Crude oil price remains strong in European morning as International Energy Agency raised its demand forecasts on the energy market. Moreover, surge in China's net import for crude oil to the highest in 14 months also stimulated buying.
IEA upgraded its estimates on global oil demand, the first time in 10 months, by 0.12 mmb to 83.3 mmb in 2009 as driven by consumption in the US and China. However, the agency stated that the upward revisions do not import economic recovery by may reflect moderation in previous sharp decline. On annual basis, the demand still represents -2.9% decline from 2008.
Concerning production, IEA said that OPEC crude oil production in May should have increased again, probably tempted by strong rally in recent months. Non-OPEC output in May should have dropped by 0.37 mmb during the month, offsetting the increase in OPEC productions. Non-OPEC supply in 2009 is also revised up by 0.17 mmb on stronger growth at new Russian fields, more robust North Sea production and higher crude output in Columbia.
China, the worlds'second largest oil consumer, recorded net crude imports of 3.9M bpd (16.62M metric tons) in May. This was the highest level in 14 months and definitely increased investors'confidence. China's diesel market has shown signs of tightening and may import over 50% of its crude oil needed this year. Overall trade figures looked good as exports stabilizing while imports growth remaining strong.
Other data released in China were also robust, suggesting the government's RMD 4 trillion stimulus package has been effective. Urban fixed asset investments surged +32.9% yoy in first 5 months in 2009, compared with market expectation of +31% and +30.5% in the first 4 months.
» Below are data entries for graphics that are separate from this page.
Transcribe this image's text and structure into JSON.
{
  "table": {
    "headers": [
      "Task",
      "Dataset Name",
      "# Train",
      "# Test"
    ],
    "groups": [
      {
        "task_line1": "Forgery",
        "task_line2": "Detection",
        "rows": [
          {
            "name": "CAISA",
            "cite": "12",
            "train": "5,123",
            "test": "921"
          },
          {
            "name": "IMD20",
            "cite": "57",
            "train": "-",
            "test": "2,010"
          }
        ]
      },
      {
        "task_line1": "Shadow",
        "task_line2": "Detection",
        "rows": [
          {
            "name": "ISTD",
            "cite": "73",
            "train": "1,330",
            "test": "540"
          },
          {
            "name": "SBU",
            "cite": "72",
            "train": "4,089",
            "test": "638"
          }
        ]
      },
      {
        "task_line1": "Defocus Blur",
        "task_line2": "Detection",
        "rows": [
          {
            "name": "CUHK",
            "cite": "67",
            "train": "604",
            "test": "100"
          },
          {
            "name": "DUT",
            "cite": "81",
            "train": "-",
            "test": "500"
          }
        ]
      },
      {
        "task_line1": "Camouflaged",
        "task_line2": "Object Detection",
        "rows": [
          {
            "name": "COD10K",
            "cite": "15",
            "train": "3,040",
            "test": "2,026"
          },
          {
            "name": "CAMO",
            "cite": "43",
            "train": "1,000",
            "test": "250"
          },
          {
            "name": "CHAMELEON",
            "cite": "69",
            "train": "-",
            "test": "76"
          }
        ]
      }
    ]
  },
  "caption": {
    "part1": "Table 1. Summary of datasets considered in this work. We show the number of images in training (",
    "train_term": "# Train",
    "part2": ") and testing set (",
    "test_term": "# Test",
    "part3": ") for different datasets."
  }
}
Stock markets in Asia also boosted by the strong economic data in China with the MSCI Asia Pacific Index adding 0.4% as led by commodity stocks. Rio Tinto, the world's 3rd largest mining company, surged more than 5% in its Australian bourse as 19% of its sales were come from China. Signs of recovery in China imply better prospects for the company. China Petroleum & Chemical Corp, China's largest refiner, also climbed 3.2% in Hong Kong.
Gold price continues to trade sideways at 950-960. On the investment demand front, we have observed the phenomenon that Investors'gold exposure has been shifted to paper holdings from physical holdings. Bullion holdings in SPDR have remained unchanged at 1132.15 metric tons since last week. Gold held in ETF Securities only increased modestly. On the other hand, speculative net long positions in gold futures have surged rapidly in recent weeks. The speculative net long position of 187340 for the week ended Jun 2 was comparable to the highest levels on February 2008, when gold price was pushed to record highs. Concerning non-investment demand, last month's surge in gold price has affected India's jewelry sales which stayed flat in May on monthly basis. In April, demand rose 25-30% at the start of the Indian wedding season.